October 1917: Beginning of the Proletarian Revolution

When the revolution broke out in Russia, revolutionaries unanimously greeted it as the first step towards the world proletarian revolution, Already in 1914, Lenin had put forward this perspective: “In all the advanced countries, the war is putting the socialist revolution on the agenda.

And throughout the war he continued to make this perspective more precise:

It’s not our impatience or our desires, but the objective conditions brought about by the imperialist war which have led the whole of humanity to an impasse and faced it with the dilemma: either let millions more men die and annihilate European civilization, or transfer power in all the civilized countries into the hands of the revolutionary proletariat, carry out the socialist revolution.

To the Russian proletariat has befallen the great honour of inaugurating a series of revolutions engendered through objective necessity by the imperialist war. But the idea of seeing the Russian proletariat as a revolutionary class elevated above the workers of other countries is absolutely foreign to us…It’s not any particular qualities, but solely particular historic conditions, which for what will probably be a very short time, have put it in the vanguard of the entire revolutionary proletariat.” (Farewell Letter to Swiss Workers, 8 April 1917).

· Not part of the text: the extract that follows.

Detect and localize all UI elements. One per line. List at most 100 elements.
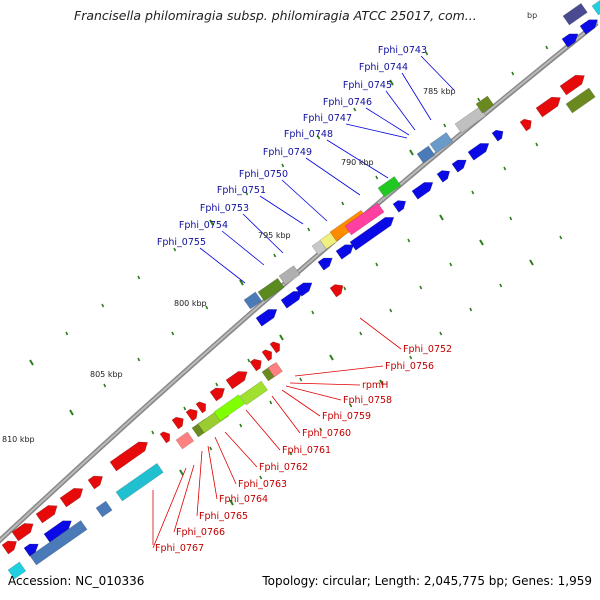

Exactly the same perspective was shared by the other revolutionaries of that time - Trotsky, Pannekoek, Gorter, Liebknecht, Rosa Luxemburg. None of them had the idea that Russia was going through a ‘bourgeois revolution’. On the contrary, it was the struggle against this conception which separated them from the Mensheviks and the centrists à la Kautsky. Moreover, history soon showed that such an analysis necessarily led those who held it into the arms of the bourgeoisie and against the working class. In fact it became the position of the extreme ‘left’ of the bourgeoisie in its denunciation of the ‘adventurism’ of the Bolsheviks.

In the whole workers’ movement of the time, solidarity with the fight of the Russian proletariat went hand in hand not only with a recognition of the proletarian character of October, but also with an understanding of the need to generalize the essence of the Russian experience all over the world: the destruction of the bourgeois state and the seizure of power by the workers’ councils.